Imam Rafii berkata : yang jelas menurut perkataan Imam Syafii bahwa doa qunut pada shalat witir selain di separo akhir bulan ramadan hukumnya makruh.  Adapun waktunya doa qunut pada shalat witir adalah setelah mengangkat kepala (bangun) dari ruku’ pada rakaat terakhir menurut riwayat shahih yang masyhur.
Ucapan doa qunut pada shalat witir seperti doa qunut pada shalat subuh, Ulama-ulama Madzhab Imam Syafii mensunahkan mengga-bungkan doa qunut yang telah disebutkan di atas dengan doa qunut Umar bin Al-Khatab RA.  Adapun doa qunut dengan jahar (suara keras) di dalam shalat witir, mengangkat tangan, dan mengusapkan telapak tangan ke wajah hukumnya seperti doa qunut pada shalat subuh itu sendiri sebagaimana keterangan yang telah lewat.

Keempat :
Menurut Madzhab Imam Hanbali, disunahkan doa qunut sepanjang tahun pada satu rakaat yang akhir pada shalat witir setelah ruku’, sebagaimana Hadits Nabi SAW yang diriwayatkan Abu Hurairah RA dan Anas RA :

{ أَنَّ النــَّبِيَّ صلى الله عـلـيه وسلم قـَنـَتَ بَعْـدَ الرُّكـُوعِ }
Artinya :   Bahwasanya Nabi SAW mengerjakan doa qunut setelah ruku’.

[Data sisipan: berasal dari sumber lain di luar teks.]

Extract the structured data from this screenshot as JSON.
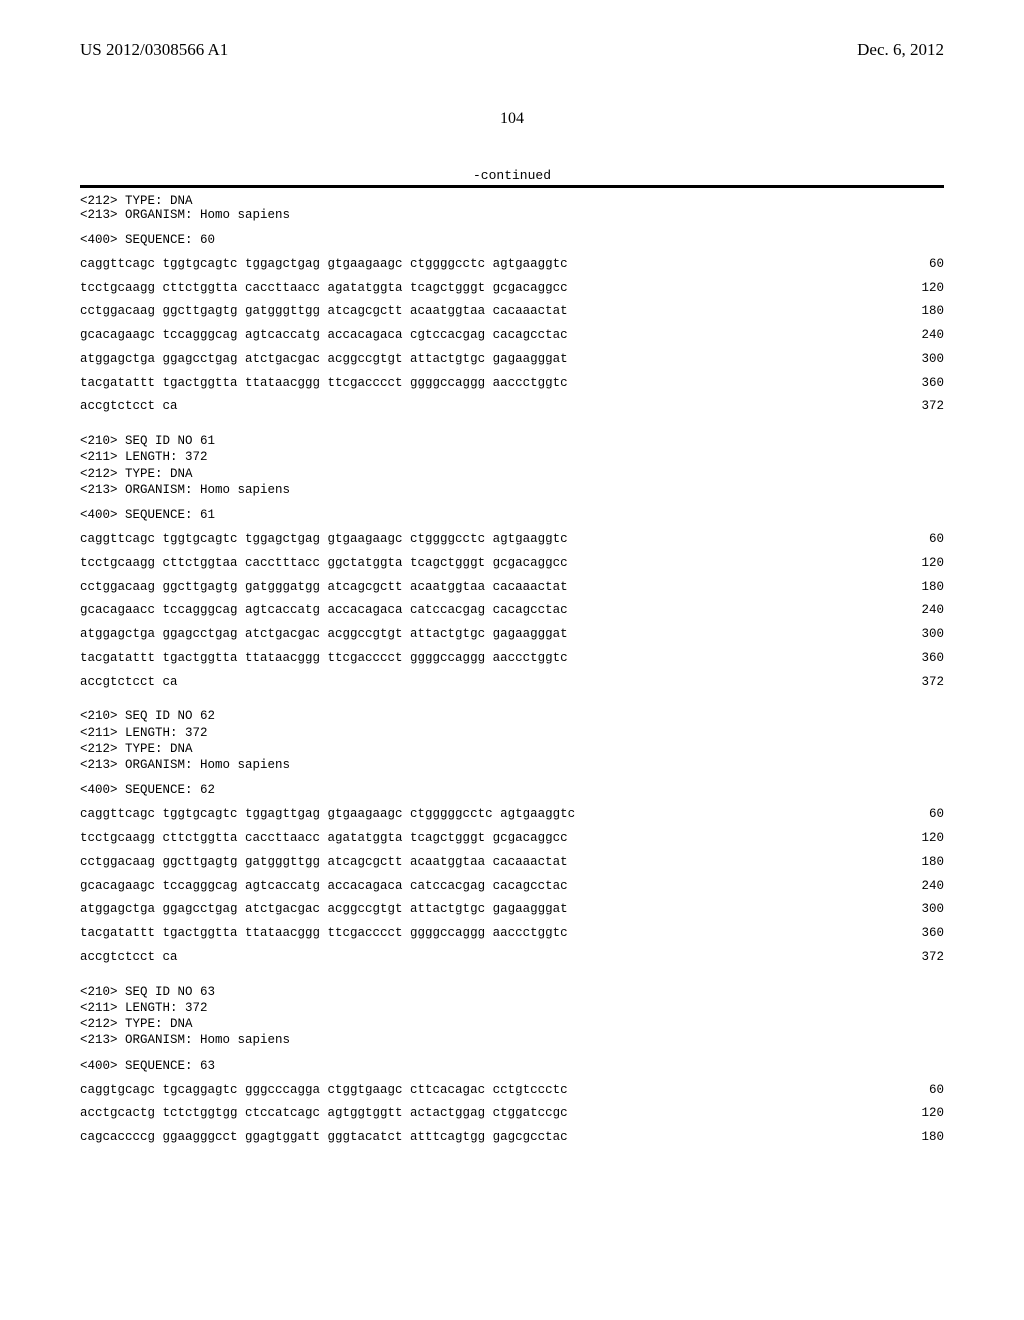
{
  "header": {
    "pub_number": "US 2012/0308566 A1",
    "pub_date": "Dec. 6, 2012"
  },
  "page_number": "104",
  "continued_label": "-continued",
  "entry_head": {
    "type_line": "<212> TYPE: DNA",
    "organism_line": "<213> ORGANISM: Homo sapiens"
  },
  "seq60_label": "<400> SEQUENCE: 60",
  "seq60": [
    {
      "t": "caggttcagc tggtgcagtc tggagctgag gtgaagaagc ctggggcctc agtgaaggtc",
      "p": "60"
    },
    {
      "t": "tcctgcaagg cttctggtta caccttaacc agatatggta tcagctgggt gcgacaggcc",
      "p": "120"
    },
    {
      "t": "cctggacaag ggcttgagtg gatgggttgg atcagcgctt acaatggtaa cacaaactat",
      "p": "180"
    },
    {
      "t": "gcacagaagc tccagggcag agtcaccatg accacagaca cgtccacgag cacagcctac",
      "p": "240"
    },
    {
      "t": "atggagctga ggagcctgag atctgacgac acggccgtgt attactgtgc gagaagggat",
      "p": "300"
    },
    {
      "t": "tacgatattt tgactggtta ttataacggg ttcgacccct ggggccaggg aaccctggtc",
      "p": "360"
    },
    {
      "t": "accgtctcct ca",
      "p": "372"
    }
  ],
  "meta61": "<210> SEQ ID NO 61\n<211> LENGTH: 372\n<212> TYPE: DNA\n<213> ORGANISM: Homo sapiens",
  "seq61_label": "<400> SEQUENCE: 61",
  "seq61": [
    {
      "t": "caggttcagc tggtgcagtc tggagctgag gtgaagaagc ctggggcctc agtgaaggtc",
      "p": "60"
    },
    {
      "t": "tcctgcaagg cttctggtaa cacctttacc ggctatggta tcagctgggt gcgacaggcc",
      "p": "120"
    },
    {
      "t": "cctggacaag ggcttgagtg gatgggatgg atcagcgctt acaatggtaa cacaaactat",
      "p": "180"
    },
    {
      "t": "gcacagaacc tccagggcag agtcaccatg accacagaca catccacgag cacagcctac",
      "p": "240"
    },
    {
      "t": "atggagctga ggagcctgag atctgacgac acggccgtgt attactgtgc gagaagggat",
      "p": "300"
    },
    {
      "t": "tacgatattt tgactggtta ttataacggg ttcgacccct ggggccaggg aaccctggtc",
      "p": "360"
    },
    {
      "t": "accgtctcct ca",
      "p": "372"
    }
  ],
  "meta62": "<210> SEQ ID NO 62\n<211> LENGTH: 372\n<212> TYPE: DNA\n<213> ORGANISM: Homo sapiens",
  "seq62_label": "<400> SEQUENCE: 62",
  "seq62": [
    {
      "t": "caggttcagc tggtgcagtc tggagttgag gtgaagaagc ctgggggcctc agtgaaggtc",
      "p": "60"
    },
    {
      "t": "tcctgcaagg cttctggtta caccttaacc agatatggta tcagctgggt gcgacaggcc",
      "p": "120"
    },
    {
      "t": "cctggacaag ggcttgagtg gatgggttgg atcagcgctt acaatggtaa cacaaactat",
      "p": "180"
    },
    {
      "t": "gcacagaagc tccagggcag agtcaccatg accacagaca catccacgag cacagcctac",
      "p": "240"
    },
    {
      "t": "atggagctga ggagcctgag atctgacgac acggccgtgt attactgtgc gagaagggat",
      "p": "300"
    },
    {
      "t": "tacgatattt tgactggtta ttataacggg ttcgacccct ggggccaggg aaccctggtc",
      "p": "360"
    },
    {
      "t": "accgtctcct ca",
      "p": "372"
    }
  ],
  "meta63": "<210> SEQ ID NO 63\n<211> LENGTH: 372\n<212> TYPE: DNA\n<213> ORGANISM: Homo sapiens",
  "seq63_label": "<400> SEQUENCE: 63",
  "seq63": [
    {
      "t": "caggtgcagc tgcaggagtc gggcccagga ctggtgaagc cttcacagac cctgtccctc",
      "p": "60"
    },
    {
      "t": "acctgcactg tctctggtgg ctccatcagc agtggtggtt actactggag ctggatccgc",
      "p": "120"
    },
    {
      "t": "cagcaccccg ggaagggcct ggagtggatt gggtacatct atttcagtgg gagcgcctac",
      "p": "180"
    }
  ],
  "colors": {
    "text": "#000000",
    "background": "#ffffff",
    "rule": "#000000"
  },
  "fonts": {
    "header_family": "Times New Roman",
    "body_family": "Courier New",
    "header_size_pt": 12,
    "body_size_pt": 9
  }
}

Ibnu Qudamah menjelaskan : alasan diperintahkan mengerjakan doa qunut sepanjang tahun : karena itu adalah shalat witir, disyareatkan mengerjakan doa qunut seperti separo akhir di bulan ramadan, sesungguhnya itu adalah dzikir yang diperintahkan pada shalat witir, maka disyareatkan sepanjang tahun seperti dzikir-dzikir yang lain.
Jika membaca takbir dan mengangkat kedua tangan setelah membaca ayat Al-Quran kemudian membaca doa qunut sebelum ruku’ itu diperbolehkan, sebagaimana Hadits Nabi SAW yang diriwayatkan oleh Ubay bin Ka’ab RA:

{ أَنَّ رَسُولَ اللَّهِ صلى الله عليه وسلم قـَنـَتَ فِي الـْوِتـْرِ قـَبْـلَ الرُّكـُوعِ }

Artinya :   Bahwasanya Rasulullah SAW mengerjakan doa qunut pada shalat witir sebelum ruku’.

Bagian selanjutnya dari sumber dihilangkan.